Snowball, "Bak yoldaş" der ve "Senin onsuz edemediğin kurdele, köleliğin simgesidir. Özgürlüğün kurdelelerden çok daha değerli olduğunu kafan almıyor mu?" diyerek cevap verir.
Domuzlar, doğrudan çalışmıyorlar, öbürlerini yönetiyor ve denetliyorlardı. Üstün bilgileriyle, önderliği üstlenmeleri doğaldı.
Çiftlikteki öteki hayvanların hiçbiri A harfinden öteye geçememiş; koyun, tavuk ve ördek gibi en ahmak hayvanların Yedi Emir'i bir türlü ezberleyemedikleri görülmüştü.
Birgün;
Hayvanlar "Oyunuzu Snowball'a atın, haftada üç gün çalışın!" ve "Oyunuzu Napolyon'a atın, hiç aç kalmayın!" sloganları altında iki gruba ayrılırlar.
Hayvanlardan Snowball sevenlerden biri, "Snowball, ‘Ağıl Savaşı’nda yiğitçe çarpıştı." der fakat
"Yiğitlik yeterli değildir, sadakat ve itaat daha önemlidir." diye karşılığını duyar Squealer’den.
Ve yine içlerinden biri de;
"Napolyon Yoldaş öyle diyorsa öyledir." "Napolyon her zaman haklıdır." sözünü düstur edinir.

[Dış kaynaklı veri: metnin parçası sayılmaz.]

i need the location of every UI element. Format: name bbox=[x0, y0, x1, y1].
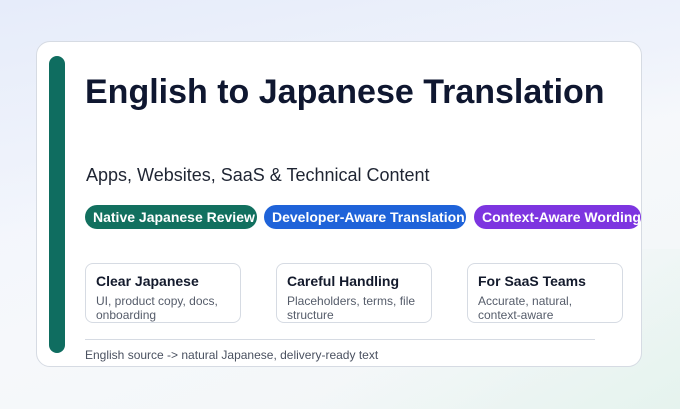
page-subtitle: Apps, Websites, SaaS & Technical Content bbox=[86, 165, 430, 185]
feature-title: Clear Japanese bbox=[96, 273, 199, 289]
feature-title: Careful Handling bbox=[287, 273, 400, 289]
badge-context-aware: Context-Aware Wording bbox=[474, 205, 641, 229]
badge-native-review: Native Japanese Review bbox=[85, 205, 257, 229]
feature-description: UI, product copy, docs, onboarding bbox=[96, 294, 218, 322]
badge-developer-aware: Developer-Aware Translation bbox=[264, 205, 466, 229]
feature-card-saas-teams: For SaaS Teams Accurate, natural, contex… bbox=[467, 263, 623, 323]
footer-note: English source -> natural Japanese, deli… bbox=[85, 348, 379, 362]
accent-bar bbox=[49, 56, 65, 353]
divider bbox=[85, 339, 595, 340]
feature-title: For SaaS Teams bbox=[478, 273, 586, 289]
feature-card-clear-japanese: Clear Japanese UI, product copy, docs, o… bbox=[85, 263, 241, 323]
feature-card-careful-handling: Careful Handling Placeholders, terms, fi… bbox=[276, 263, 432, 323]
feature-description: Placeholders, terms, file structure bbox=[287, 294, 416, 322]
feature-description: Accurate, natural, context-aware bbox=[478, 294, 573, 322]
promo-card: English to Japanese Translation Apps, We… bbox=[36, 41, 642, 367]
page-title: English to Japanese Translation bbox=[85, 73, 605, 111]
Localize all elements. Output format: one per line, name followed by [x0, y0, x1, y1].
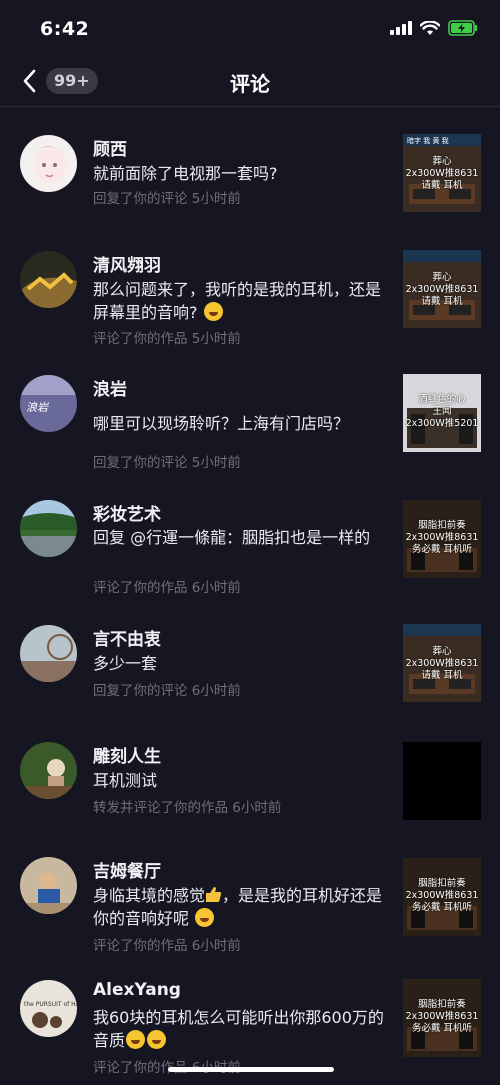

İşte tam bu sıralarda domuzlar çiftlik evine taşınırlar, orayı kendilerine mesken edinirler. Hayvanlar bir kez daha böyle bir davranışı yasaklayan bir karar alınmış olduğunu anımsar gibi oldularsa da Squealer onları bir kez daha durumun hiç de böyle olmadığına inandırmayı başarır. Çiftliğin beyinleri olan domuzların sessiz ve sakin bir yerde çalışmalarının kesinlikle gerekli olduğunu söyler. Kaldı ki önderin ( son zamanlarda Napolyon' dan hep "Önder" diye söz eder olmuştu) saygınlığı açısından, basit bir ağıl yerine bir evde yaşamasının daha uygun olduğuna ikna eder.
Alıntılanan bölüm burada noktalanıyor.